6. Nutritional composition for use according to claim 1, 3 or 4, wherein the HMOs in the nutritional composition consist of:

i. about 35 wt% to about 60 wt% of 2FL; preferably from about 40 wt% to about 50 wt%, preferably from about 43 wt% to about 47 wt%;

about 1 wt% to about 10 wt% LNnT; preferably from about 3 wt% to about 7 wt%, preferably from about 4 wt% to about 6 wt%;

About 10 wt% to about 30 wt% LNT, preferably about 15 wt% to about 25 wt%; preferably from about 18 wt% to about 22 wt%;

about 1 wt% to about 10 wt% of 3SL; preferably from about 4 wt% to about 8 wt%, preferably from about 5 wt% to about 7 wt%; and

7. Nutritional composition for use according to any one of the preceding claims, wherein the nutritional composition is

a. Infant formulas, one-piece infant formulas, larger or two-piece infant formulas, growing-up milk, fortifiers or supplements,

b. beverage products, yogurt products, pudding products, fermented milk, fruit juices, sticks, mousse, snacks, chips, meals or meal replacers,

c. a health care nutritional composition for oral feeding, a nutritional product for enteral feeding or a parenteral feeding product.

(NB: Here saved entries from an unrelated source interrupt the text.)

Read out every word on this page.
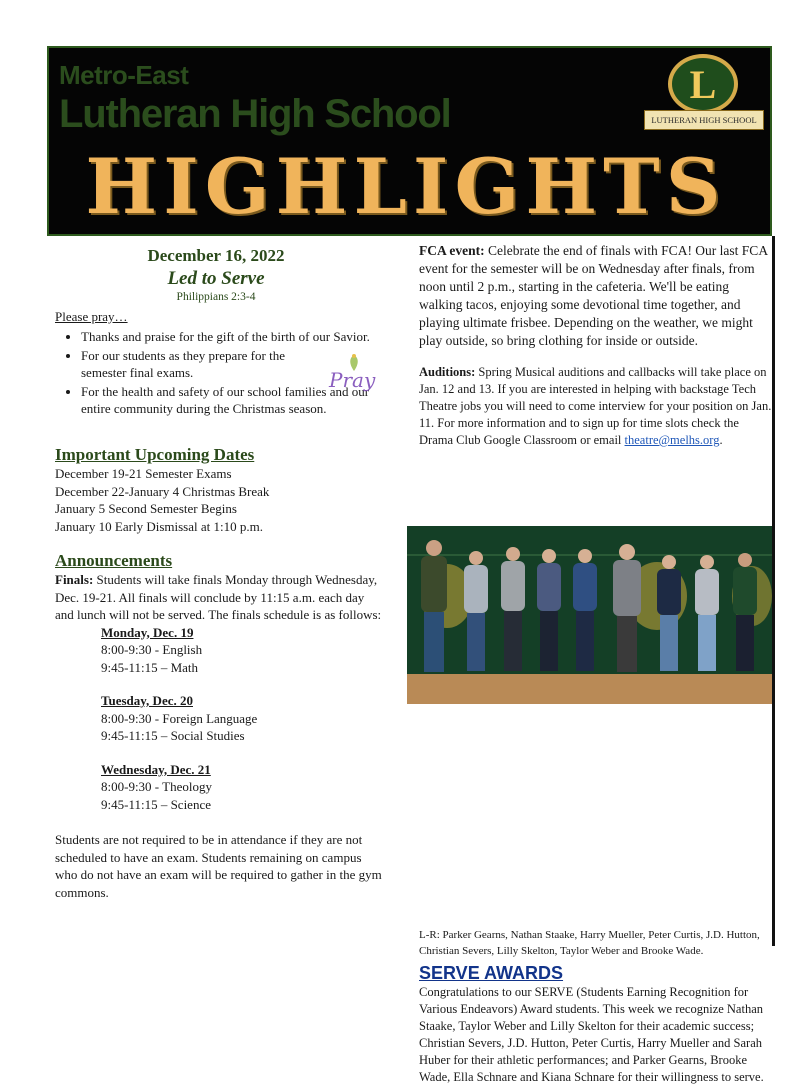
Metro-East
Lutheran High School
HIGHLIGHTS
L
LUTHERAN HIGH SCHOOL
December 16, 2022
Led to Serve
Philippians 2:3-4
Please pray…
• Thanks and praise for the gift of the birth of our Savior.
• For our students as they prepare for the semester final exams.
• For the health and safety of our school families and our entire community during the Christmas season.
Pray
Important Upcoming Dates
December 19-21 Semester Exams
December 22-January 4 Christmas Break
January 5 Second Semester Begins
January 10 Early Dismissal at 1:10 p.m.
Announcements
Finals: Students will take finals Monday through Wednesday, Dec. 19-21. All finals will conclude by 11:15 a.m. each day and lunch will not be served. The finals schedule is as follows:
Monday, Dec. 19
8:00-9:30 - English
9:45-11:15 – Math
Tuesday, Dec. 20
8:00-9:30 - Foreign Language
9:45-11:15 – Social Studies
Wednesday, Dec. 21
8:00-9:30 - Theology
9:45-11:15 – Science
Students are not required to be in attendance if they are not scheduled to have an exam. Students remaining on campus who do not have an exam will be required to gather in the gym commons.
FCA event: Celebrate the end of finals with FCA! Our last FCA event for the semester will be on Wednesday after finals, from noon until 2 p.m., starting in the cafeteria. We'll be eating walking tacos, enjoying some devotional time together, and playing ultimate frisbee. Depending on the weather, we might play outside, so bring clothing for inside or outside.
Auditions: Spring Musical auditions and callbacks will take place on Jan. 12 and 13. If you are interested in helping with backstage Tech Theatre jobs you will need to come interview for your position on Jan. 11. For more information and to sign up for time slots check the Drama Club Google Classroom or email theatre@melhs.org.
L-R: Parker Gearns, Nathan Staake, Harry Mueller, Peter Curtis, J.D. Hutton, Christian Severs, Lilly Skelton, Taylor Weber and Brooke Wade.
SERVE AWARDS
Congratulations to our SERVE (Students Earning Recognition for Various Endeavors) Award students. This week we recognize Nathan Staake, Taylor Weber and Lilly Skelton for their academic success; Christian Severs, J.D. Hutton, Peter Curtis, Harry Mueller and Sarah Huber for their athletic performances; and Parker Gearns, Brooke Wade, Ella Schnare and Kiana Schnare for their willingness to serve.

8. Nutritional composition for the use according to claim 1, 2 or 5, wherein the concentration of the total amount of 2FL, 3SL and LNnT present in the nutritional composition is between 10 μg/ml and 10000 μg/ml, preferably between 50 μg/ml and 5000 μg/ml, or the nutritional composition for the use according to claim 1, 3, 4 or 6 wherein the concentration of the total amount of 2FL, 3SL, LNnT, 6SL and LNT present in the nutritional composition is between 10 μg/ml and 10000 μg/ml, preferably between 50 μg/ml and 5000 μg/ml, and wherein the nutritional composition is an infant formula or a baby formula.

9. Nutritional composition for use according to any preceding claim, wherein the nutritional composition is a substantially hydrolyzed formula (eHF) or an amino acid based formula (AAF).

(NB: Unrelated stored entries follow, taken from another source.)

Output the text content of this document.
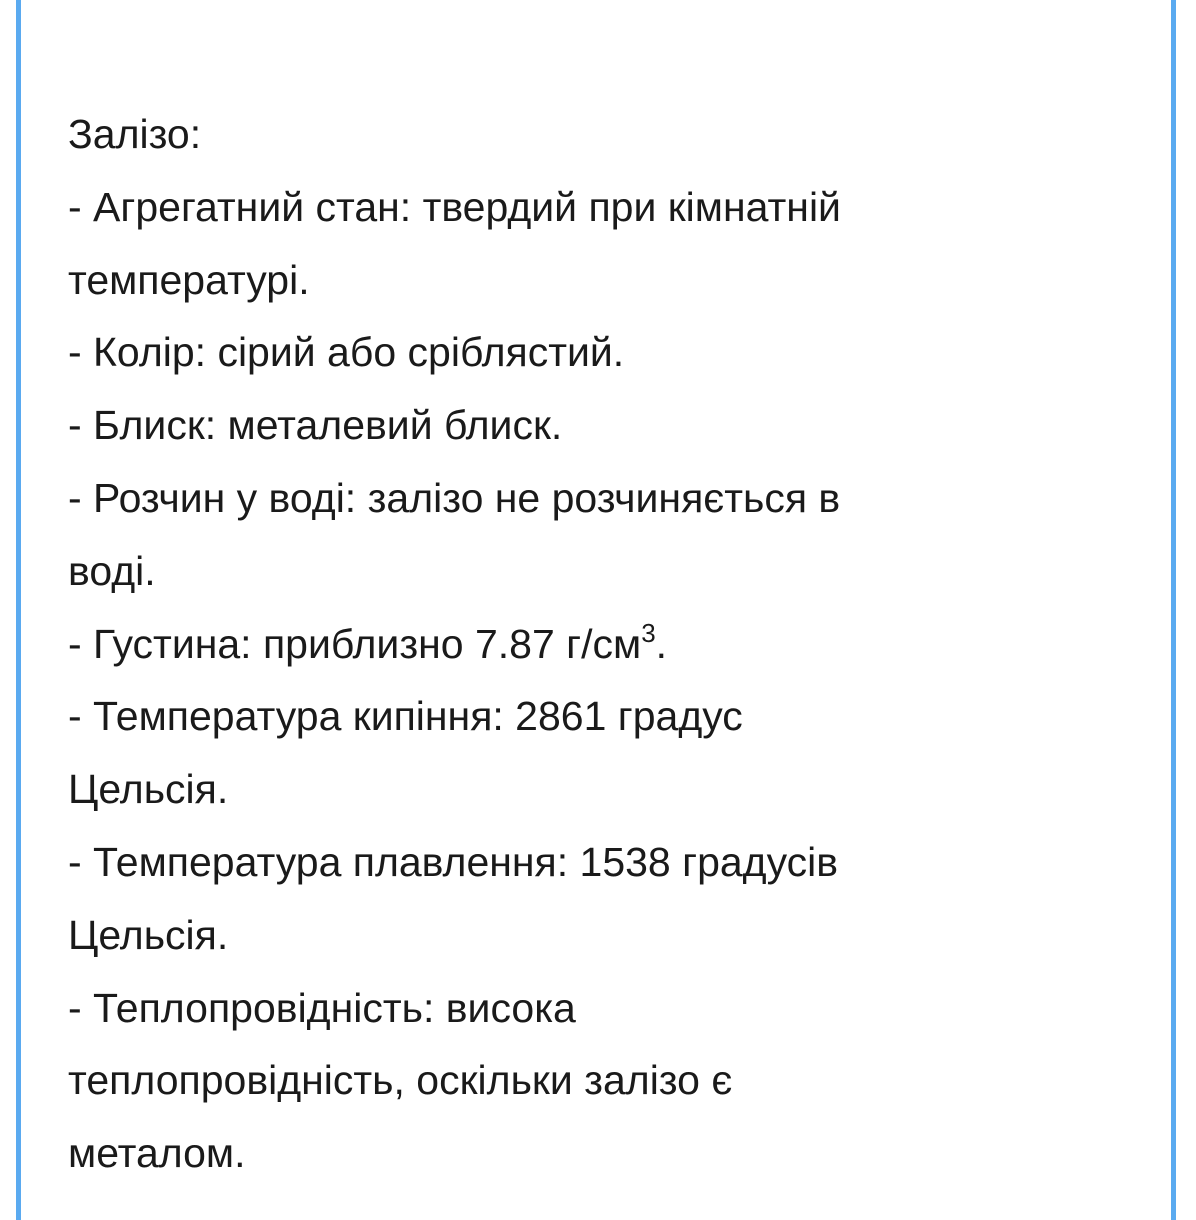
Залізо:
- Агрегатний стан: твердий при кімнатній
температурі.
- Колір: сірий або сріблястий.
- Блиск: металевий блиск.
- Розчин у воді: залізо не розчиняється в
воді.
- Густина: приблизно 7.87 $г/см^3$.
- Температура кипіння: 2861 градус
Цельсія.
- Температура плавлення: 1538 градусів
Цельсія.
- Теплопровідність: висока
теплопровідність, оскільки залізо є
металом.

10. Nutritional composition for use according to any preceding claim, wherein the nutritional composition is an infant or young child formula and comprises:

(a) 1.6g-3.2g protein per 100kcal;

(b) 9g-14g carbohydrate/100 kcal; and/or

(c) 4.0g-6.0g fat/100 kcal.

11. Nutritional composition for use according to any preceding claim, wherein the nutritional composition is for the treatment or prevention of eosinophilic gastroenteropathy.

12. The nutritional composition according to claim 11, wherein the eosinophilic gastroenteropathy is caused by food allergy or aeroallergens.

13. The nutritional composition according to claim 11 or 12, wherein the eosinophilic gastroenteropathy is eosinophilic esophagitis, eosinophilic gastritis, eosinophilic gastroenteritis or eosinophilic colitis.